Un campesino tenía un perro fiel, que se llamaba Sultán y que
se había hecho viejo, había perdido todos los dientes y no podía
morder ya nada con fuerza.
Cierto día estaba el campesino con su
mujer ante la puerta de su casa y dijo:
—Al viejo Sultán lo mataré mañana de un tiro; ya no sirve
para nada.
La mujer, que sintió compasión por el fiel animal, añadió:
—Ya que nos ha servido durante tantos años y ha sido fiel
podíamos darle el pan ahora como caridad.
—¿Qué? —dijo el hombre—. Tú no estás en tus cabales; ya
no tiene dientes y ningún ladrón siente miedo ante él; debe morir.
Es cierto que nos ha servido bien, pero en compensación ha tenido
su buena comida.
El pobre perro, que estaba tumbado al sol no lejos de allí, había
oído todo esto y estaba triste de que al día siguiente tuviera
que ser el último de su vida. Tenía un buen amigo, el lobo, y se
lamentó de la triste suerte que le habían asignado.
—Oye, compadre —dijo el lobo—, estáte tranquilo, que yo
te ayudaré a salir de este apuro. He pensado algo: Mañana por la
mañana va tu señor con su mujer al campo y llevarán a su niño
pequeño con ellos, porque no queda nadie en la casa. Mientras
trabajan, suelen colocar al niño detrás del seto, al sol. Echate al
lado como si estuvieras cuidándolo. Yo entonces saldré del bosque
y me llevaré al niño, y tú sales corriendo rápidamente detrás
de mí, como si me lo quisieras arrebatar. Lo dejaré caer y tú se lo
devuelves a sus padres. Creerán que lo has salvado y te estarán
tan agradecidos que no te harán ningún daño. Por el contrario
hallarás merced y no te faltará ya nunca nada de nada.
La propuesta fue del agrado del perro, y tal como fue pensada
se realizó.
El padre dio un grito cuando vio que el lobo corría con su hijo
por el campo, pero cuando el viejo Sultán lo trajo de nuevo, se
alegró, lo acarició y dijo:
—No se te tocará ni un pelo, tendrás tu pan de caridad mientras
vivas.
A su mujer le encargó:
—Vete a casa rápidamente y hazle al viejo Sultán un puré de
miga de pan, así no tendrá que mascar, y tráele la almohada de
mi cama: se la daré para que se eche allí.
Desde ese momento le fue al viejo Sultán tan bien que no pudo
desear nada mejor.
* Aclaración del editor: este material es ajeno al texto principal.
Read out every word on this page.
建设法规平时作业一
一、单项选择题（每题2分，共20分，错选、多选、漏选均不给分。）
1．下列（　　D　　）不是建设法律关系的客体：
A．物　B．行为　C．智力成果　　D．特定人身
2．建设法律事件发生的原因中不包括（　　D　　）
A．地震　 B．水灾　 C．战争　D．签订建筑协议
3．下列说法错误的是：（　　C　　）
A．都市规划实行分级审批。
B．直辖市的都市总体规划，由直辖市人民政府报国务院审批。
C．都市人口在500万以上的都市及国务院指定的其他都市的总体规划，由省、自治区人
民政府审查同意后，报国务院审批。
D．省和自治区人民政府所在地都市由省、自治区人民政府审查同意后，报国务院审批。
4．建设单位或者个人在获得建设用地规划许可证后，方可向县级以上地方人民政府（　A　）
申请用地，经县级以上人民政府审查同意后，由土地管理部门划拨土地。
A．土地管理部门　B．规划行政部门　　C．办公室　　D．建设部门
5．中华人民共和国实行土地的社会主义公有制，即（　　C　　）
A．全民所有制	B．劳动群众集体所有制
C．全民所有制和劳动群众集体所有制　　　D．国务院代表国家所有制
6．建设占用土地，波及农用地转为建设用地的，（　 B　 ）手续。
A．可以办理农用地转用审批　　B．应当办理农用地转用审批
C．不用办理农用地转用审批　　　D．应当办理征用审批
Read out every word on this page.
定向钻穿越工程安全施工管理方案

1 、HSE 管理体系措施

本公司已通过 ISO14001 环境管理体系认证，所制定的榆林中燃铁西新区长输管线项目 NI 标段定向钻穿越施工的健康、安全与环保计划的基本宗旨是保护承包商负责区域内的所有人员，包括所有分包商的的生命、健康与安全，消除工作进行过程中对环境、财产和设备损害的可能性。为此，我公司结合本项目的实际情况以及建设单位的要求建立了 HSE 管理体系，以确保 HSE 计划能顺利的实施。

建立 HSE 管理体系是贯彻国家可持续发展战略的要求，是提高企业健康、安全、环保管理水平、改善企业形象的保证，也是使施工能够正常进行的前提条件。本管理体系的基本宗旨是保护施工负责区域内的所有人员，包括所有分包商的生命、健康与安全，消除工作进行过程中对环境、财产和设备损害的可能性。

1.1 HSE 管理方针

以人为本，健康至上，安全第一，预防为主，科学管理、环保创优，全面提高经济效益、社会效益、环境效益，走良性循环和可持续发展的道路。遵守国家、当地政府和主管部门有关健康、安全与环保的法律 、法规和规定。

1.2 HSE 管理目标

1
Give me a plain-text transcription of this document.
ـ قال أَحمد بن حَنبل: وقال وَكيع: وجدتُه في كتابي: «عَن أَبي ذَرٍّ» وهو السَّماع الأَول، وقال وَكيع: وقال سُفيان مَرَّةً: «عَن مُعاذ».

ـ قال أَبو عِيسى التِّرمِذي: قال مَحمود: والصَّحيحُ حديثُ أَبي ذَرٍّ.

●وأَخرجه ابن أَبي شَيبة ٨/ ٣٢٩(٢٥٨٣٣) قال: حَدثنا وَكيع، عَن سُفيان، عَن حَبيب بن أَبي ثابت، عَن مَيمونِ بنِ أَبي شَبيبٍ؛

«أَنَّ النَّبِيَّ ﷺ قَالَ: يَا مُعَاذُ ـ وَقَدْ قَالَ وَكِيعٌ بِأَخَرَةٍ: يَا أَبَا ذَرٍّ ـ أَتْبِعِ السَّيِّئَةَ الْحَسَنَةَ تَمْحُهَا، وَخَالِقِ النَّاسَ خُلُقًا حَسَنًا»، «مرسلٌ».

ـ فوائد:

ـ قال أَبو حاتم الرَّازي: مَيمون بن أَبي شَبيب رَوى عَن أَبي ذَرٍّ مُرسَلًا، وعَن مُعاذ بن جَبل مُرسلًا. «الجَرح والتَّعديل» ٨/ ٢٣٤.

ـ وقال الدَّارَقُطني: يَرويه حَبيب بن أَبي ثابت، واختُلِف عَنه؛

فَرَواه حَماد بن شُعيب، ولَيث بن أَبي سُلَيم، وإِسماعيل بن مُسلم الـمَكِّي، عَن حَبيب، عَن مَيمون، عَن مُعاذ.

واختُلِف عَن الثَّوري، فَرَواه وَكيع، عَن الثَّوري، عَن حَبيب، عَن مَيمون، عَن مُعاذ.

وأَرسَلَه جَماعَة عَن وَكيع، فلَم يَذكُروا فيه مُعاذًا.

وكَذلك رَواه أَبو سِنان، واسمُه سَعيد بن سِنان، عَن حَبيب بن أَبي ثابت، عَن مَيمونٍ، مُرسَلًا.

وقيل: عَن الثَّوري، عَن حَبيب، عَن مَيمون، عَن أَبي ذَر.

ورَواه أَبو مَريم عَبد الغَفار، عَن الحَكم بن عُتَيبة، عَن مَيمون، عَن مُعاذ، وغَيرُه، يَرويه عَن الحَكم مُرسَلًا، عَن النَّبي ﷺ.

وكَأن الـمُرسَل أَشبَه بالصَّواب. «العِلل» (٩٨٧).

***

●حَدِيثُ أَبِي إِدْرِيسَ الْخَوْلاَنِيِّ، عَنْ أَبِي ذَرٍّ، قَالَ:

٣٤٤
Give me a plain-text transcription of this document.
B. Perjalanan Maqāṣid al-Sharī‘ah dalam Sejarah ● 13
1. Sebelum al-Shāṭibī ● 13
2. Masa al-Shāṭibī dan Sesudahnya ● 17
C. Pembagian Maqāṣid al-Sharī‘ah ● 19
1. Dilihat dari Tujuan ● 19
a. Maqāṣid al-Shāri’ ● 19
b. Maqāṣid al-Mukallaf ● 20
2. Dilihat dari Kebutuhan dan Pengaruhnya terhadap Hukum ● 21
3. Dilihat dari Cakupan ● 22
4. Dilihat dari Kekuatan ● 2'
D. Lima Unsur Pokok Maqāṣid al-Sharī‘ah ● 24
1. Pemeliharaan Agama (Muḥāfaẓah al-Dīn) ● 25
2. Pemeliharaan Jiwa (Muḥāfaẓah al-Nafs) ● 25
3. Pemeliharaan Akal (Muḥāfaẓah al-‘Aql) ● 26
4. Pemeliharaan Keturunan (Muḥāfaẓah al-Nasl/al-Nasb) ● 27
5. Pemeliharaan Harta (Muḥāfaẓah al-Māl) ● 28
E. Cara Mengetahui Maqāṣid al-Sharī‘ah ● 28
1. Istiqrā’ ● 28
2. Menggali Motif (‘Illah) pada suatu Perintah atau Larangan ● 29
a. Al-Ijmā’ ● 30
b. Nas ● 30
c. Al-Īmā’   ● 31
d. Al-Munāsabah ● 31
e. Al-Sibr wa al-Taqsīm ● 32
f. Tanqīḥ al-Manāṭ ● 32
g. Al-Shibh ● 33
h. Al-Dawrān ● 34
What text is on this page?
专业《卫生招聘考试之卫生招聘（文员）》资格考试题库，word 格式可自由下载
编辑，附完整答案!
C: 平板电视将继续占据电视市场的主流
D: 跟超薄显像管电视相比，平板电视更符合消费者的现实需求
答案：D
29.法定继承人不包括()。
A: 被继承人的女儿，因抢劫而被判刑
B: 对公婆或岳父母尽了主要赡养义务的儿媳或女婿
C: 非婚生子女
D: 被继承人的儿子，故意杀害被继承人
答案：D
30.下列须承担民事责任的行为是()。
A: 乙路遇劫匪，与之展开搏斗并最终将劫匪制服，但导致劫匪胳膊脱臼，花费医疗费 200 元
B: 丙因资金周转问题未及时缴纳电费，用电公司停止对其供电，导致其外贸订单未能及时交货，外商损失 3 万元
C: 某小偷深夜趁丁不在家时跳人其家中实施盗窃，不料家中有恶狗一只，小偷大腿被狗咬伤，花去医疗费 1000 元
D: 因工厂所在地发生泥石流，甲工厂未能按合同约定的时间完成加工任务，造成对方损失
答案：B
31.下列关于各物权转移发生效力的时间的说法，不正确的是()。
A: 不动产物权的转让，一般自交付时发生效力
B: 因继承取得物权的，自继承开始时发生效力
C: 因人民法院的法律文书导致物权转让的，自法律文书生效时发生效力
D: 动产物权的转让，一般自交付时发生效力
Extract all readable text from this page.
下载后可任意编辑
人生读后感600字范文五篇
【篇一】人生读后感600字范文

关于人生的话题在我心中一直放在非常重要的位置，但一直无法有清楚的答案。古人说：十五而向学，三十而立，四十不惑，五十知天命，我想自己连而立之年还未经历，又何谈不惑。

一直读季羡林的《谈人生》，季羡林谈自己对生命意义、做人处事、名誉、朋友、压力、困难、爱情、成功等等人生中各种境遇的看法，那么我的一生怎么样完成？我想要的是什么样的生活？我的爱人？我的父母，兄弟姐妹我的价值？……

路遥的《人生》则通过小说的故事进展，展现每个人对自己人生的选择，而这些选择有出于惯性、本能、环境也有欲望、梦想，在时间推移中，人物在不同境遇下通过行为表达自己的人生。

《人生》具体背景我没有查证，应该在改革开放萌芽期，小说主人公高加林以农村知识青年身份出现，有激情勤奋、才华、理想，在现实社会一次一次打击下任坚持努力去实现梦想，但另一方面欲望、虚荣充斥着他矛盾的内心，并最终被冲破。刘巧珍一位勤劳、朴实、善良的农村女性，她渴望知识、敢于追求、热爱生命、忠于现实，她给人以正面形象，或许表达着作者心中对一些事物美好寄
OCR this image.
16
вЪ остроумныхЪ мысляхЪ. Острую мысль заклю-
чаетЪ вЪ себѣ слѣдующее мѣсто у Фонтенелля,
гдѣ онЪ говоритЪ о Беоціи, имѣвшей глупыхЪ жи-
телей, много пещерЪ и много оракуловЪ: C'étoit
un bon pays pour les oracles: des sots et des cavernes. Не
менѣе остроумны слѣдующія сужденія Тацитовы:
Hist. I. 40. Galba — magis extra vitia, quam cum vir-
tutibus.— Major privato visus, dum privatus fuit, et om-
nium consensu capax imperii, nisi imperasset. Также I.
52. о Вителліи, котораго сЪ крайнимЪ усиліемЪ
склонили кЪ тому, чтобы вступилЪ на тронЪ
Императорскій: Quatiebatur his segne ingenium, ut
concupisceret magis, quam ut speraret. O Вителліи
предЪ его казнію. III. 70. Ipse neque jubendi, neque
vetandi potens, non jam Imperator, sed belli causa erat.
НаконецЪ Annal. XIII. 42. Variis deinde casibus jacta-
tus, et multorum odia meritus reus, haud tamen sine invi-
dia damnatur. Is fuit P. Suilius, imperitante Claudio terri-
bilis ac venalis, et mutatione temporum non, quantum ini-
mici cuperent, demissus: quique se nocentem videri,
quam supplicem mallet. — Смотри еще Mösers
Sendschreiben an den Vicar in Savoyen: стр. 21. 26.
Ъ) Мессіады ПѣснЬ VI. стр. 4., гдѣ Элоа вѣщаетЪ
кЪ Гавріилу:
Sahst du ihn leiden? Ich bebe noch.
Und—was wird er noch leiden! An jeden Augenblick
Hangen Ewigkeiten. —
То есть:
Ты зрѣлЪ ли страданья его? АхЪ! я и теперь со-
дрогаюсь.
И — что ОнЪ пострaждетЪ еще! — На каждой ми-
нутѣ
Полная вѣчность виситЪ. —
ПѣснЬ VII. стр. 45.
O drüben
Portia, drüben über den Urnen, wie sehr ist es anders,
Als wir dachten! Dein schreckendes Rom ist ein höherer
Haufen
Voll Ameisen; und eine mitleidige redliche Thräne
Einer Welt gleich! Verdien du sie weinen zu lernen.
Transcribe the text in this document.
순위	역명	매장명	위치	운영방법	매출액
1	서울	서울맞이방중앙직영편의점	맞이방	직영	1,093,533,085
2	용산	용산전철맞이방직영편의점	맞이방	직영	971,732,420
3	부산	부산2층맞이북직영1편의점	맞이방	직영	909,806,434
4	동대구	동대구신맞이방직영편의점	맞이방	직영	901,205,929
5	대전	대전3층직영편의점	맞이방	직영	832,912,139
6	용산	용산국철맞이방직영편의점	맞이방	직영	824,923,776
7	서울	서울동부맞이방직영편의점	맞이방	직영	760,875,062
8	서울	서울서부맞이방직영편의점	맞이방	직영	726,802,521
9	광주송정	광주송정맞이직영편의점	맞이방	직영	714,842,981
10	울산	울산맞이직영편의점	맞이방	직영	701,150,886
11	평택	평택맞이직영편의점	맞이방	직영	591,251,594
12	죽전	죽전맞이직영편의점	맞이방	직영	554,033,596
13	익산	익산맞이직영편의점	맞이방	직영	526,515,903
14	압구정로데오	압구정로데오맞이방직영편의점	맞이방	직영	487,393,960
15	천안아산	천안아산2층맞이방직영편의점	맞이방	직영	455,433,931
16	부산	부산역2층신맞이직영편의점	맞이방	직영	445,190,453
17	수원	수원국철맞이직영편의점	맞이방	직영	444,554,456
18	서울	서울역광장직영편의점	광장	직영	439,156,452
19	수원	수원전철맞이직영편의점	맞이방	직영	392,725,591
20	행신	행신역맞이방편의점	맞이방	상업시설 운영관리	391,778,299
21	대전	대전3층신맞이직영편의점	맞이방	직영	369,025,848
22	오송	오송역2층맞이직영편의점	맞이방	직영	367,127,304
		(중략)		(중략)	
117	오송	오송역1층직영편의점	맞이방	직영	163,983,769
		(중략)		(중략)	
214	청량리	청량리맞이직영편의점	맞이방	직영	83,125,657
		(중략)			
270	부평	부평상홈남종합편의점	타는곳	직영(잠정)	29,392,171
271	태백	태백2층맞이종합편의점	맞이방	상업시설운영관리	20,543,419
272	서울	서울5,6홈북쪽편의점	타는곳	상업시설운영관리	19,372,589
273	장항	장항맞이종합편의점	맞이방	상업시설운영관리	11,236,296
Poco después le visitó el lobo y se alegró de
que todo le hubiera salido así de bien.
—Pero, compadre —dijo—, espero que hagas la vista gorda,
si yo aprovecho una ocasión para quitarle a tu señor una buena
oveja. Es difícil hoy en día poder salir adelante.
—Ni pensarlo, con eso no cuentes —contestó el perro—. Yo
soy fiel a mi señor, y no puedo permitirlo.
El lobo pensó que esto no lo había dicho en serio, y cuando
llegó por la noche en silencio quiso llevarse a la oveja. Pero el
campesino, al que el viejo Sultán había alertado de los planes del
lobo, lo cogió y lo peinó rudamente con el trillo. El lobo tuvo que
escaparse y le gritó al perro:
—¡Espera, mal camarada, ya te arrepentirás de todo esto!
A la mañana siguiente envió el lobo al jabalí e hizo que el perro
saliera al bosque; allí arreglarían cuentas. El pobre Sultán no
pudo encontrar más ayuda que la de un gato, que no tenía más
que tres patas, y cuando salieron de allí juntos, el pobre gato iba
cojeando y al mismo tiempo estiraba de dolor el rabo hacia lo
alto. El lobo y su ayudante llegaron al sitio convenido, pero cuando
vieron llegar a sus contrarios, pensaron que llevaban un sable
consigo, pues vieron el rabo levantado del gato, y cuando el pobre
animal saltaba en sus tres patas, no pensaban sino que cogía
piedras para tirárselas. Entonces les entró miedo a los dos, el jabalí
se escondió en el follaje y el lobo saltó a un árbol. Cuando
llegaron el perro y el gato, se asombraron de que no podían distinguir
a nadie. Pero el jabalí no se había podido esconder del
todo, y sus orejas sobresalían por encima. Mientras el gato miraba
a su alrededor cuidadosamente, el jabalí movió las orejas; el gato,
pensando que allí se movía un ratón, saltó y le mordió con fuerza.
Entonces se incorporó el cerdo con un enorme chillido, y salió corriendo
mientras gritaba:
—¡Allí en el árbol está el culpable!
El perro y el gato levantaron la mirada hacia arriba y divisaron
al lobo que, avergonzado de haberse mostrado tan cobarde,
aceptó hacer las paces con el perro.